Durs Grünbein : Berlin, après l’histoire

Den Horizont entlang
ziehen die Frachter
hinüber in eine andere Zeit
G.W. Sebald, Nach der Natur

Le long de l’horizon
les cargos glissent
vers un autre temps
G.W. Sebald, D’après nature

BERLIN TRANSIT : choisir les poèmes de Durs Grünbein pour pénétrer dans la capitale allemande, c’est prendre pour guide un homme qui a fait de Berlin un asile provisoire, jamais un authentique «chez-soi» (Daheim). Nul doute qu’après les années passées dans cette ville, le poète connaît l’« atlas de ses rues » comme sa poche, et pourtant Berlin n’a pas perdu, pour lui, son étrangeté. Durs Grünbein est né en 1962 à Dresde, il grandit en RDA, dans l’ancien joyau de la Saxe, parmi les ruines de la Frauenkirche et des salles du Grünes Gewölbe, et les logements, les institutions du pouvoir reconstruits à la hâte. À Berlin, où il s’installe en 1985, il cherche et retrouve les églises en ruines, les austères façades des immeubles soviétiques. C’est là que Grünbein écrit son premier recueil, Zone grise, le matin (Grauzone morgens, 1988). Suivront les recueils Leçon sur la base du crâne (Schädelbasislektion, 1991), puis Plis et pièges (Falten und Fallen, 1994). Le succès critique ne se fait pas attendre : Grünbein s’impose comme l’une des voix poétiques les plus prometteuses de l’Allemagne réunifiée.

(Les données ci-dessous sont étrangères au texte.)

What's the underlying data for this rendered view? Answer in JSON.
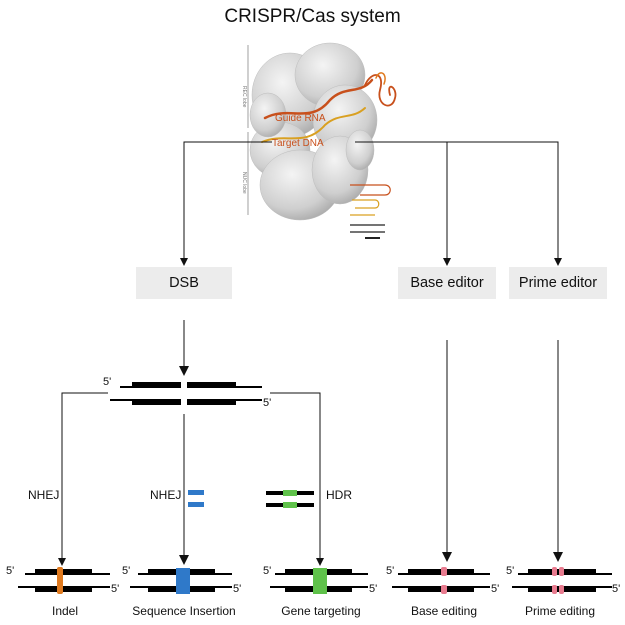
{
  "title": "CRISPR/Cas system",
  "structure_labels": {
    "guide_rna": "Guide RNA",
    "target_dna": "Target DNA",
    "rec_lobe": "REC lobe",
    "nuc_lobe": "NUC lobe"
  },
  "editors": {
    "dsb": "DSB",
    "base_editor": "Base editor",
    "prime_editor": "Prime editor"
  },
  "repair": {
    "nhej_left": "NHEJ",
    "nhej_middle": "NHEJ",
    "hdr": "HDR"
  },
  "strand_ends": {
    "five_prime": "5'"
  },
  "outcomes": {
    "indel": "Indel",
    "insertion": "Sequence Insertion",
    "targeting": "Gene targeting",
    "base_editing": "Base editing",
    "prime_editing": "Prime editing"
  },
  "colors": {
    "indel": "#e07a1f",
    "insertion": "#2f79c9",
    "targeting": "#5fc24a",
    "editing": "#e87b8f",
    "rna": "#c8501c",
    "protein": "#d9d9d9"
  }
}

Sans accuser, sans s’engager, il pointe le revers de la médaille, l’envers du miracle économique enfin rendu accessible à l’ensemble du peuple allemand. Il dit le spleen de l’habitant d’un monde homogène où la critique a cédé au confort du consensus, où l’utopie s’est assoupie dans le hic et nunc de l’hédonisme consumériste. En 1995, le prestigieux prix Georg Büchner vient couronner une œuvre encore jeune : immense honneur pour le poète, qui a voulu se placer dans la lignée du grand dramaturge. Comme Büchner, Grünbein se passionne pour la biologie et la médecine : tous deux portent sur la créature humaine un regard dont la rigueur scientifique ne refoule jamais l’empathie fondamentale. Au discours qu’il tient à l’occasion de la remise du prix Büchner, il donne le titre «Rompre le corps» («Den Körper zerbrechen»): ouvrir le corps, cartographier les méandres des veines, les labyrinthes des synapses, c’est maintenir à distance les chairs périssables, c’est tempérer la pitié et endiguer l’angoisse. Chez Grünbein, la précision, l’érudition brident le lyrisme. Mais sous l’implacable diagnostic des érections et des détumescences, des élancements, torpeurs et scléroses, les regrets, les doutes et les désirs affleurent.